At the Manhica Health Research Center in the rural town of Manhica about 55 miles north of the capital, mothers and their children sit on wooden benches waiting to be seen by a staff member.

Malaria is personal for Laurinda Matussi, one of the waiting mothers.

She lost one child to the disease and had two miscarriages while ill with malaria herself. Now her four-year-old son Sebastiao is sick with another bout of malaria and is about to be admitted to the center’s hospital. He sits listlessly on her lap.

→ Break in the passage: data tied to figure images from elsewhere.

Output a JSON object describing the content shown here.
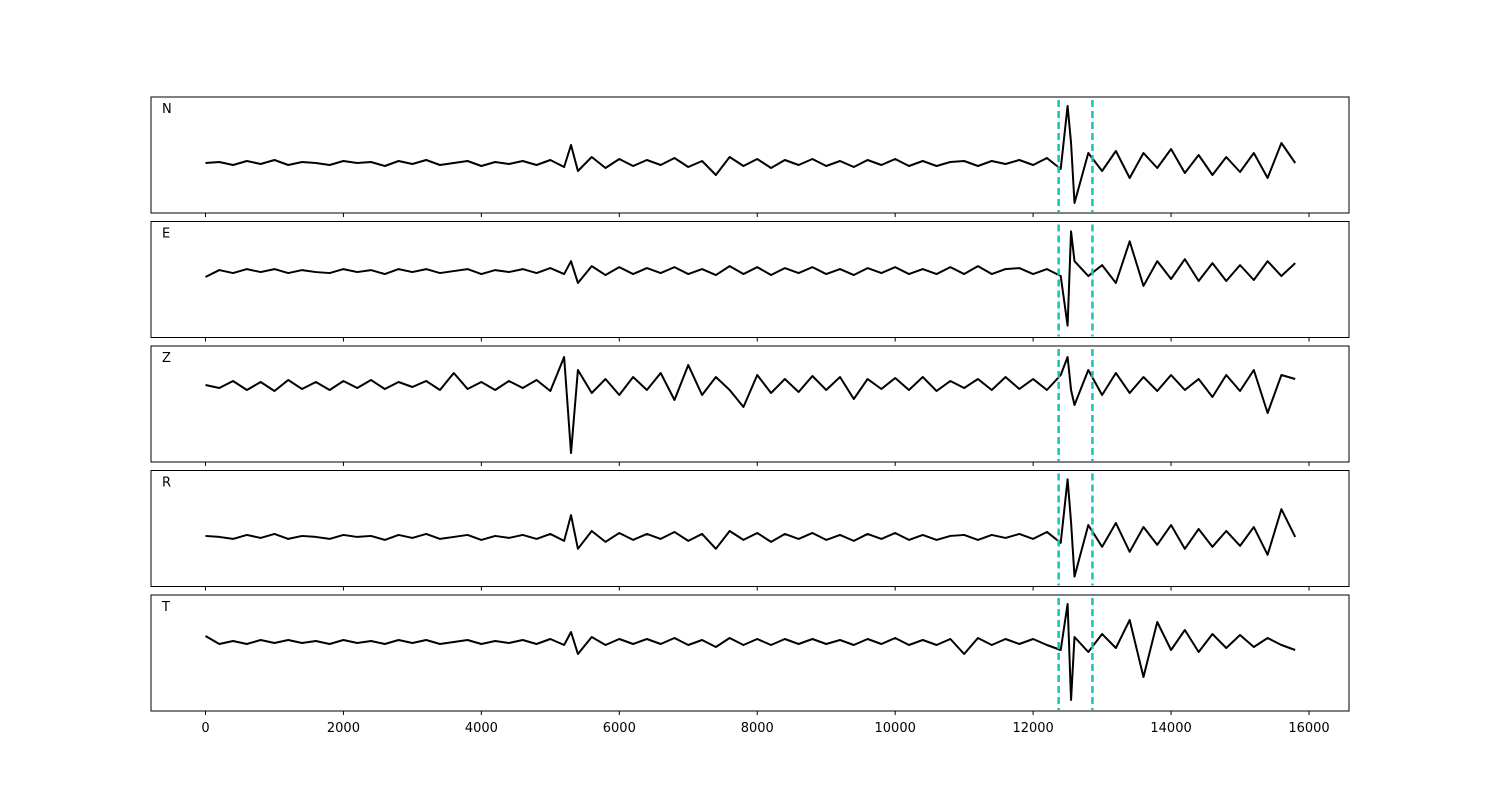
{
  "chart_data": {
    "type": "line",
    "x": [
      0,
      200,
      400,
      600,
      800,
      1000,
      1200,
      1400,
      1600,
      1800,
      2000,
      2200,
      2400,
      2600,
      2800,
      3000,
      3200,
      3400,
      3600,
      3800,
      4000,
      4200,
      4400,
      4600,
      4800,
      5000,
      5200,
      5300,
      5400,
      5600,
      5800,
      6000,
      6200,
      6400,
      6600,
      6800,
      7000,
      7200,
      7400,
      7600,
      7800,
      8000,
      8200,
      8400,
      8600,
      8800,
      9000,
      9200,
      9400,
      9600,
      9800,
      10000,
      10200,
      10400,
      10600,
      10800,
      11000,
      11200,
      11400,
      11600,
      11800,
      12000,
      12200,
      12400,
      12500,
      12550,
      12600,
      12800,
      13000,
      13200,
      13400,
      13600,
      13800,
      14000,
      14200,
      14400,
      14600,
      14800,
      15000,
      15200,
      15400,
      15600,
      15800
    ],
    "xlim": [
      -790,
      16580
    ],
    "xticks": [
      0,
      2000,
      4000,
      6000,
      8000,
      10000,
      12000,
      14000,
      16000
    ],
    "color": "#000000",
    "vlines": {
      "values": [
        12370,
        12860
      ],
      "color": "#17c3b2"
    },
    "panels": [
      {
        "label": "N",
        "ylim": [
          -50,
          66
        ],
        "values": [
          0,
          1,
          -2,
          2,
          -1,
          3,
          -2,
          1,
          0,
          -2,
          2,
          0,
          1,
          -3,
          2,
          -1,
          3,
          -2,
          0,
          2,
          -3,
          1,
          -1,
          2,
          -2,
          3,
          -4,
          18,
          -8,
          6,
          -5,
          4,
          -3,
          3,
          -2,
          5,
          -4,
          2,
          -12,
          6,
          -3,
          4,
          -5,
          3,
          -2,
          4,
          -3,
          2,
          -4,
          3,
          -2,
          4,
          -3,
          2,
          -3,
          1,
          2,
          -3,
          2,
          -1,
          3,
          -2,
          5,
          -6,
          57,
          20,
          -40,
          10,
          -8,
          12,
          -15,
          10,
          -5,
          14,
          -10,
          8,
          -12,
          6,
          -9,
          10,
          -15,
          20,
          0
        ]
      },
      {
        "label": "E",
        "ylim": [
          -67,
          50
        ],
        "values": [
          -6,
          1,
          -2,
          2,
          -1,
          2,
          -2,
          1,
          -1,
          -2,
          2,
          -1,
          1,
          -3,
          2,
          -1,
          2,
          -2,
          0,
          2,
          -3,
          1,
          -1,
          2,
          -2,
          3,
          -3,
          10,
          -12,
          5,
          -4,
          4,
          -3,
          3,
          -2,
          4,
          -3,
          2,
          -4,
          5,
          -3,
          4,
          -4,
          3,
          -2,
          4,
          -3,
          2,
          -4,
          3,
          -2,
          4,
          -3,
          2,
          -3,
          4,
          -3,
          5,
          -3,
          2,
          3,
          -3,
          2,
          -5,
          -55,
          40,
          10,
          -5,
          6,
          -12,
          30,
          -15,
          10,
          -8,
          12,
          -10,
          8,
          -10,
          6,
          -9,
          10,
          -5,
          8
        ]
      },
      {
        "label": "Z",
        "ylim": [
          -77,
          39
        ],
        "values": [
          0,
          -3,
          4,
          -5,
          3,
          -6,
          5,
          -4,
          3,
          -5,
          4,
          -3,
          5,
          -4,
          3,
          -2,
          4,
          -5,
          12,
          -4,
          3,
          -5,
          4,
          -3,
          5,
          -6,
          28,
          -68,
          15,
          -8,
          6,
          -10,
          8,
          -5,
          12,
          -15,
          20,
          -10,
          8,
          -5,
          -22,
          10,
          -8,
          6,
          -7,
          9,
          -5,
          8,
          -14,
          6,
          -4,
          7,
          -5,
          8,
          -6,
          4,
          -3,
          6,
          -5,
          8,
          -4,
          6,
          -5,
          10,
          28,
          -5,
          -20,
          15,
          -10,
          12,
          -8,
          8,
          -6,
          10,
          -5,
          6,
          -12,
          10,
          -6,
          15,
          -28,
          10,
          6
        ]
      },
      {
        "label": "R",
        "ylim": [
          -50,
          67
        ],
        "values": [
          1,
          0,
          -2,
          2,
          -1,
          3,
          -2,
          1,
          0,
          -2,
          2,
          0,
          1,
          -3,
          2,
          -1,
          3,
          -2,
          0,
          2,
          -3,
          1,
          -1,
          2,
          -2,
          3,
          -4,
          22,
          -12,
          6,
          -5,
          4,
          -3,
          3,
          -2,
          5,
          -4,
          3,
          -12,
          6,
          -3,
          4,
          -5,
          3,
          -2,
          4,
          -3,
          2,
          -4,
          3,
          -2,
          4,
          -3,
          2,
          -3,
          1,
          2,
          -3,
          2,
          -1,
          3,
          -2,
          5,
          -6,
          58,
          15,
          -40,
          12,
          -10,
          14,
          -15,
          10,
          -8,
          12,
          -12,
          8,
          -10,
          6,
          -9,
          10,
          -18,
          28,
          0
        ]
      },
      {
        "label": "T",
        "ylim": [
          -69,
          47
        ],
        "values": [
          6,
          -2,
          1,
          -2,
          2,
          -1,
          2,
          -1,
          1,
          -2,
          2,
          -1,
          1,
          -2,
          2,
          -1,
          2,
          -2,
          0,
          2,
          -2,
          1,
          -1,
          2,
          -2,
          3,
          -3,
          10,
          -12,
          5,
          -3,
          3,
          -2,
          3,
          -2,
          4,
          -3,
          2,
          -5,
          4,
          -3,
          3,
          -3,
          3,
          -2,
          3,
          -2,
          2,
          -3,
          3,
          -2,
          4,
          -3,
          2,
          -3,
          3,
          -12,
          4,
          -3,
          3,
          -2,
          3,
          -3,
          -8,
          38,
          -58,
          5,
          -10,
          8,
          -6,
          22,
          -35,
          20,
          -8,
          12,
          -10,
          8,
          -6,
          7,
          -5,
          4,
          -3,
          -8
        ]
      }
    ]
  }
}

Matussi’s two-year-old daughter Bete, clinging to her side, is also running a fever, one of the symptoms of the disease.

Treatment is available, but it is increasingly ineffective.

Up to 80 percent of malaria in parts of Africa is now resistant to Chloroqine, the cheapest standard drug against the disease. Other effective drugs are too expensive for most people in Africa.

Across a sandy courtyard at the center, women gather with their infants for another dose of anti-malarial drugs. The babies are part of a research program known as intermittent preventive treatment in infants, part of efforts to use existing malarial drugs to reduce the rate of malaria among young children.

Three times during their first year of life, the infants receive malaria drugs when they come in for their routine immunizations. One recent study showed that such intervention can reduce incidence of malaria by 59 percent.